Risk factors of blunt cardiac injury and routine use of echocardiography in sternum fractures

Risk factors of blunt cardiac injury and routine use of echocardiography in sternum fractures

The incidence of cardiac injury related with sternal fracture ranges from 18.0% to 62.0%. Our aim in the study is to reveal the risk factors of blunt cardiac injury in patients with sternum fractures and to determine the necessity of routine use of echocardiography in diagnosis. 64 patients with sternum fracture due to blunt trauma between 2010 and 2018 were examined.
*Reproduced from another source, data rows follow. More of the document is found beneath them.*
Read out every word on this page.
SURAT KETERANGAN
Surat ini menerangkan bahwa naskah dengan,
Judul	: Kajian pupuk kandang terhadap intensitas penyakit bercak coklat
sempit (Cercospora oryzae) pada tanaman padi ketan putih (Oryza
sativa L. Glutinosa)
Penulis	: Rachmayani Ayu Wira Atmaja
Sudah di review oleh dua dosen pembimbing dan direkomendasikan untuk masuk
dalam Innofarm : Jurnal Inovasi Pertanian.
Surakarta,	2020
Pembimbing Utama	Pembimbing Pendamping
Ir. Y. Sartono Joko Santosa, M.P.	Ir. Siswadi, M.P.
Patients were retrospectively evaluated for age, gender, cause of trauma, fracture localization (manubrium or corpus), fracture type (displacement or nondeplase), treatment methods, complications, electrocardiography (ECG) and echocardiography findings (ECO), cardiac enzyme (Creatine kinase myocardial band (CK- MB) and Troponin I) levels, length of intensive care and hospital stay. The cause of the sternum fracture was the in-vehicle traffic accident in 39 (60%) patients, and 31 (79.4%) of these patients were wearing seat belts. Twenty-two (34.3%) of the patients were non-vehicle traffic accidents and three (4.6%) were falling from height. When the fracture localization was examined, 49 (76.5%) of the patients had fractures in the corpus and 15 (23.4%) of the manubrium. 29 of the sternal fractures were displaced (45.3%). Acute ECG change was detected in 15 (23.4%) of the patients. Cardiac enzyme height was determined in 11 (17.1%) patients. ECG and cardiac enzyme results were evaluated together and ECO was performed in 17 (26.5%) patients for differential diagnosis of cardiac pathology. Minimal pericardial effusion was detected in 4 (6.2%) of the patients, while myocardial contusion or vascular pathology was not observed. A significant relation was found between the displacement of the sternum fracture and age, high cardiac enzyme values and abnormal ECO findings. However, there was no significant relationship between gender, acute abnormal ECG findings, length of intensive care and hospital stay. Although the rate of serious cardiac injury is low in sternum fractures, ECG and cardiac enzyme examination should be performed in all patients due to high morbidity and mortality. Additional ECO examination should be performed in advanced age patients and displaced corpus stern fractures.